Quando, al termine della proiezione di un film, tutto il pubblico in sala ha gli occhi lucidi e il fazzoletto in mano, significa che quel film, in un modo o nell’altro, è riuscito a toccare le corde più sensibili di ciascuno dei presenti. È quello che è successo con The Whale, l’ultimo film di Darren Aronofsky, che alla 79° Mostra d’Arte Cinematografica di Venezia ha vinto il Leoncino d’Oro e ricevuto una standing ovation di sei interi minuti.
The Whale: la balena bianca di Aronofsky
Charlie, magistralmente interpretato da Brendan Fraser, è un docente universitario di inglese e scrittura creativa, che insegna esclusivamente online. Segnato da un passato drammatico, l’uomo si è rifugiato in una dipendenza da cibo che lo ha portato a raggiungere un peso di oltre 250 chili. Consapevole di stare per morire, Charlie tenta di riallacciare i rapporti con la figlia adolescente (Sadie Sink), che non vede da anni.
Per tutta la durata del film, Charlie trova un apparentemente inspiegabile conforto nella lettura e rilettura di un vecchio tema scolastico sul romanzo Moby Dick, di cui solo alla fine della storia scopriremo l’autore. Se all’inizio potremmo pensare che sia Charlie stesso “la balena” del titolo, andando avanti con la trama scopriamo che questo ha una doppia chiave di lettura: “la balena” Charlie, con la sua incredibile mole, ma soprattutto la balena bianca del libro di Melville, come allegoria di una ricerca ossessiva. Com’è ossessiva e a tratti disperata la ricerca del protagonista del significato della propria vita che, sul punto di perderla, ha bisogno di ritrovare.
Un dramma in una stanza
Quasi l’intera azione del film si svolge all’interno del salotto di Charlie. Quasi fosse un pianeta che esercita una propria forza gravitazionale, intorno a lui si muovono gli altri personaggi: l’infermiera e amica Liz (Hong Chau) che se ne prende cura, il giovane missionario Thomas (Ty Simpkins), l’ex moglie Mary (Samantha Morton), ma soprattutto la figlia Ellie (Sadie Sink).
Le intense interpretazioni degli attori consentono di sorvolare sul leggero senso di claustrofobia trasmesso dall’ambientazione.
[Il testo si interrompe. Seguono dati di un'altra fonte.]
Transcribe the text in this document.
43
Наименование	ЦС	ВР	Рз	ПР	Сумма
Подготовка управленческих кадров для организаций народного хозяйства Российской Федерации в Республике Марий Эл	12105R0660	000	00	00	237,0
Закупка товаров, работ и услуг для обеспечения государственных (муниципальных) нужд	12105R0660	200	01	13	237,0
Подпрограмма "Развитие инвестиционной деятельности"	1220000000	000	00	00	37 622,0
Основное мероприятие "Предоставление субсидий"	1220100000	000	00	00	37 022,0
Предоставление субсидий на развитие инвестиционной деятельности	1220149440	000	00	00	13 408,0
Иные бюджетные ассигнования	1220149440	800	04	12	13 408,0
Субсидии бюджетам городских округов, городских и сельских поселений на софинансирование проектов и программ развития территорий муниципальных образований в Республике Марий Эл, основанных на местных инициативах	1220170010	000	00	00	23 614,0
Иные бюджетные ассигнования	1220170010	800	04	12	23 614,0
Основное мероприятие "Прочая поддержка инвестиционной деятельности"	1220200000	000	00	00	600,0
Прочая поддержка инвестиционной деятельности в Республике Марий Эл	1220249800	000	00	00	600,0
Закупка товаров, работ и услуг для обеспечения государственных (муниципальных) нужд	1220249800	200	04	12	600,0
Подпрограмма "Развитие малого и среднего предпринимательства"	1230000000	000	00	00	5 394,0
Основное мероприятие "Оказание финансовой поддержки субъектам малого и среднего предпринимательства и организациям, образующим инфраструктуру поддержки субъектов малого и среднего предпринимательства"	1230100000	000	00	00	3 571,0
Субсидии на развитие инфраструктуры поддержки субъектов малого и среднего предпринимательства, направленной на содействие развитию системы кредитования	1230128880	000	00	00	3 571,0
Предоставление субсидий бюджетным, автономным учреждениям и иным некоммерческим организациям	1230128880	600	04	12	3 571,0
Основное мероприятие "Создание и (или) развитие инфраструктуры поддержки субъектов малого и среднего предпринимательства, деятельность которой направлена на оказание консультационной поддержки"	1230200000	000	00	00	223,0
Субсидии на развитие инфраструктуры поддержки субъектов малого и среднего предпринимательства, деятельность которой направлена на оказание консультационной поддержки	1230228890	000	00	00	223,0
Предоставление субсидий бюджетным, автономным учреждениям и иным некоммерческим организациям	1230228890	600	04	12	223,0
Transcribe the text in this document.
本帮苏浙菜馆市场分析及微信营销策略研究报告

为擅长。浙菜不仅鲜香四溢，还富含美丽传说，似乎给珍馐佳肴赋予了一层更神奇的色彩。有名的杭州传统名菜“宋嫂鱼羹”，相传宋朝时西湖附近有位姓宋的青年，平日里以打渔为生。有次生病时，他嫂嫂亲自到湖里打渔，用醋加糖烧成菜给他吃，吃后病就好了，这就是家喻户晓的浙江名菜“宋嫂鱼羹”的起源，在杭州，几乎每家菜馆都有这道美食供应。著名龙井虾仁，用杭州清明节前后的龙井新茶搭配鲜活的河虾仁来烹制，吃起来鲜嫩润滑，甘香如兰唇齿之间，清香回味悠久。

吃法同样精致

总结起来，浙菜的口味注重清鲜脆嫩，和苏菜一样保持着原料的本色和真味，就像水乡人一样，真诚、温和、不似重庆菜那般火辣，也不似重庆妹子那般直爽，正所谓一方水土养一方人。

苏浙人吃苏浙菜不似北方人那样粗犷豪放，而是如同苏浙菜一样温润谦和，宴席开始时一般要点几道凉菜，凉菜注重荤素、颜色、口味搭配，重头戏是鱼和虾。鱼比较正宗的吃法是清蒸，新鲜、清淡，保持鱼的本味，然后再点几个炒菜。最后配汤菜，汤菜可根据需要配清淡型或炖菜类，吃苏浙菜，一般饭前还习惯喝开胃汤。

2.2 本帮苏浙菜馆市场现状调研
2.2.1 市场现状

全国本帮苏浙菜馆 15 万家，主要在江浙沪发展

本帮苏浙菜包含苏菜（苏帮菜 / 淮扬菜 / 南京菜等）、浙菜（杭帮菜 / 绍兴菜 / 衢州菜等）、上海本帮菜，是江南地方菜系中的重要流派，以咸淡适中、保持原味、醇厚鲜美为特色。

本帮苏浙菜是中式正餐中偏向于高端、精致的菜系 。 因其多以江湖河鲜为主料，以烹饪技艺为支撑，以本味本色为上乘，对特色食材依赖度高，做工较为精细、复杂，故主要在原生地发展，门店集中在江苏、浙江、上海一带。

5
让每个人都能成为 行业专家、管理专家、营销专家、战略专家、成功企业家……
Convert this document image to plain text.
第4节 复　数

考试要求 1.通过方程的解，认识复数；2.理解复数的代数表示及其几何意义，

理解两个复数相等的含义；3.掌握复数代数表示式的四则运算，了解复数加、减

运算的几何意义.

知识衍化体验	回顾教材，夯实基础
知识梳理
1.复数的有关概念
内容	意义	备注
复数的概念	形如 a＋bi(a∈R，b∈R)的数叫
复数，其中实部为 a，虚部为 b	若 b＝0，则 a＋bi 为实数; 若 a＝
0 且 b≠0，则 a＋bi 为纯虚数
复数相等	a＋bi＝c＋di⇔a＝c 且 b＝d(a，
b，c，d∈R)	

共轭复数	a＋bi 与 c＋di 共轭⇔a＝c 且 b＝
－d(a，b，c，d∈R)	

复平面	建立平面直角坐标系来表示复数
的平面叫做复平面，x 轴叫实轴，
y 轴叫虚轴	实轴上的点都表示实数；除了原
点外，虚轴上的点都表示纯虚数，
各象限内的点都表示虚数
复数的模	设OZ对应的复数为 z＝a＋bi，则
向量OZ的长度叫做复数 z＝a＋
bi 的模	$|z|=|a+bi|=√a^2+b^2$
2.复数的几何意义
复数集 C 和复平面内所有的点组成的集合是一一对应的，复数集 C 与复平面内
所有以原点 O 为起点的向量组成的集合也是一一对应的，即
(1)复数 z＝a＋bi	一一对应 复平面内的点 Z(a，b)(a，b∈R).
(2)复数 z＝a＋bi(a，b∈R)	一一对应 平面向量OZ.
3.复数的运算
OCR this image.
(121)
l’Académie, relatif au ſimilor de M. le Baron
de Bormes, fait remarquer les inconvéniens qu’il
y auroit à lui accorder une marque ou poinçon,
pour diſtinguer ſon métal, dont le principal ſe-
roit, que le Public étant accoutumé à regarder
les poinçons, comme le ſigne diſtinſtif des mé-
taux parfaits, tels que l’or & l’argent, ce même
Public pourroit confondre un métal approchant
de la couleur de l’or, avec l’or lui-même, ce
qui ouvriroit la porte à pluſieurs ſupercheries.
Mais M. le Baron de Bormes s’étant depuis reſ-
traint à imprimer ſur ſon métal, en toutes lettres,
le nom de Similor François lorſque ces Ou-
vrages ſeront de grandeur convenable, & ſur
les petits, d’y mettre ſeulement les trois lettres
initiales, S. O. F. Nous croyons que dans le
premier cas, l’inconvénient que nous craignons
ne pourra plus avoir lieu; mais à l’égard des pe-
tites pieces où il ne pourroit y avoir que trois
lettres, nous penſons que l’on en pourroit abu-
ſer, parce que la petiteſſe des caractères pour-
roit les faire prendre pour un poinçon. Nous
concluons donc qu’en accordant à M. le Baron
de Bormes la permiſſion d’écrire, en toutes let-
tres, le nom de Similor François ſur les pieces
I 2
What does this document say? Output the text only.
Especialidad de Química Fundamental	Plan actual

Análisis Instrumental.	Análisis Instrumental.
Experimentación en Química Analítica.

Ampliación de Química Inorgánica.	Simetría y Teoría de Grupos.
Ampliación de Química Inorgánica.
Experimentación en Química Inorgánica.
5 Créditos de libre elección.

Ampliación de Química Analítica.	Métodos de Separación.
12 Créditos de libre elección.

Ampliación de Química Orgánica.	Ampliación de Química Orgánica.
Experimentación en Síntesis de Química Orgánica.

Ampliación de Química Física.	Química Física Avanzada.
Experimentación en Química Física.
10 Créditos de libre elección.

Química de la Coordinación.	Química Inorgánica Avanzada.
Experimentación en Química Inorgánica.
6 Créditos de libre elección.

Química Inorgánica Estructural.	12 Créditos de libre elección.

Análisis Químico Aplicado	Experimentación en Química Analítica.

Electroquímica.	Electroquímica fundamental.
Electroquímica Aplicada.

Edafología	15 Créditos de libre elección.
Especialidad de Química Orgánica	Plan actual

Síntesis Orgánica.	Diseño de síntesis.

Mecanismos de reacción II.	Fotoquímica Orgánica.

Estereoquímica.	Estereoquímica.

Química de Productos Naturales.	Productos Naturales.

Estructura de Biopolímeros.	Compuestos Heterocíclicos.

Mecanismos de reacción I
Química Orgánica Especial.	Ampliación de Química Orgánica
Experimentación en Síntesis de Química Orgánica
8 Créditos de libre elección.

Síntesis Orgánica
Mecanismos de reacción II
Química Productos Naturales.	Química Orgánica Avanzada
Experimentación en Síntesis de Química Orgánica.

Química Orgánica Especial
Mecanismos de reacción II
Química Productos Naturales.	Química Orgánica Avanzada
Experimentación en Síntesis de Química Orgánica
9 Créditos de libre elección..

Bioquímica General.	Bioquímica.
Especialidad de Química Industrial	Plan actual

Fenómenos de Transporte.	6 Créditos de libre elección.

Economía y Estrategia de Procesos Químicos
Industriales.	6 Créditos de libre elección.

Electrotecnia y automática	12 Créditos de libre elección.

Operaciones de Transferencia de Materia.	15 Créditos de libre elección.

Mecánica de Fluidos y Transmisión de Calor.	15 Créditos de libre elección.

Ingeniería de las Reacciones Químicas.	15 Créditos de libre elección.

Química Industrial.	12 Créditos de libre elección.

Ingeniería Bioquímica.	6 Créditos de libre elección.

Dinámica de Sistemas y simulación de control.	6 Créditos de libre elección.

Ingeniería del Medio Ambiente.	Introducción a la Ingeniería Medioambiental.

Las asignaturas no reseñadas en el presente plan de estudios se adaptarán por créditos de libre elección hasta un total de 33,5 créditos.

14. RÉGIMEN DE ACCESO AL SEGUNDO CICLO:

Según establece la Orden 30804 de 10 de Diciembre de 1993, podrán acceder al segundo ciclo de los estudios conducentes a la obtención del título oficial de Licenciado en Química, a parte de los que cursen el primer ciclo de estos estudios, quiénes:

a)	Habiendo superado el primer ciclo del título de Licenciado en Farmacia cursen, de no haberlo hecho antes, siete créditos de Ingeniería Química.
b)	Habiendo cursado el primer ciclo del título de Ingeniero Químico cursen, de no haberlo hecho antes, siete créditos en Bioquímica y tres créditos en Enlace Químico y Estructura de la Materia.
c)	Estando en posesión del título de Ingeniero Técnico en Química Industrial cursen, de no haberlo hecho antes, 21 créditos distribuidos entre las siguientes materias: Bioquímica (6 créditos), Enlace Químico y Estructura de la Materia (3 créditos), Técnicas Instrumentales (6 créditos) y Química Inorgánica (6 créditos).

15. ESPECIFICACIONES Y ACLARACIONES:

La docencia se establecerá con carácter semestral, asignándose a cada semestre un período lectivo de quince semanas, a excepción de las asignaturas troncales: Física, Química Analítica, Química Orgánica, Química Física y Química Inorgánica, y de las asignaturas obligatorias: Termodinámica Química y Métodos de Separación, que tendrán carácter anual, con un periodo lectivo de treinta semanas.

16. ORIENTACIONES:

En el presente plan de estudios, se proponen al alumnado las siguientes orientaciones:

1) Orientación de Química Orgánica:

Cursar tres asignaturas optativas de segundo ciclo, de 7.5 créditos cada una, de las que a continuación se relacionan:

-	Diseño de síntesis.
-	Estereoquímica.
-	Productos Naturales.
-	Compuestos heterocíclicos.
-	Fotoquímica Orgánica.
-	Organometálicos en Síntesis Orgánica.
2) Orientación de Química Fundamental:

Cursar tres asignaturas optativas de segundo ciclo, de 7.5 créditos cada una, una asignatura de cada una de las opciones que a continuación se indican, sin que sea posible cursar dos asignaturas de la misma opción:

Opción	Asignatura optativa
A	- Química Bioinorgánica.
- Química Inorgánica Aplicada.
Brendan Fraser, candidato al premio Oscar come miglior attore, non ha bisogno di presentazioni. Hong Chau, con la sua intensa interpretazione dell’infermiera Liz, si è aggiudicata a sua volta una candidatura al premio Oscar come miglior attrice non protagonista. E la giovanissima Sadie Sink, dal canto suo, dopo il suo ruolo in Stranger Things divenuto sempre più centrale stagione dopo stagione, dimostra di essere ormai un’attrice in piena regola, destinata ad una carriera di sicuro successo.
La bontà dell’essere umano
Al termine della visione di qualsiasi film, lo spettatore non esperto di cinema si pone di solito una semplice domanda: mi è piaciuto? Non mi è piaciuto? È, a mio parere, “un bel film”?
Nel caso di The Whale, la risposta non è scontata. Lo è, in quanto è un prodotto ben confezionato, impeccabilmente diretto e magistralmente interpretato. Ma non è piacevole da guardare, al contrario, è doloroso da seguire e ancor più duro da “elaborare” dopo la visione. L’indugiare della telecamera sul corpo deformato di Charlie è volutamente disturbante, scelta che è costata al film numerose polemiche e accuse di grassofobia. Il disfacimento del corpo come effetto visibile del male che l’uomo fa a se stesso è un tema ricorrente nei film di Aronofsky: l’abbiamo visto, ad esempio, nella ballerina autolesionista de Il cigno nero e, in modo particolarmente crudo, con gli effetti dell’abuso di eroina in Requiem for a dream.
Tuttavia, seppur drammatico, The Whale sembra nascondere un messaggio positivo: l’essere umano, persino quando appare egoista, cinico e addirittura sadico, è intrinsecamente buono e naturalmente predisposto ad amare.
È forse questa la vera “balena bianca”: la ricerca del bene nel cuore dell’uomo che, come la balena Moby Dick del capitano Achab, talvolta è così sfuggente da farci credere che sia un’illusione. Ma, così come Achab, sappiamo che c’è, e siamo disposti a cercarlo, talvolta fino alla follia.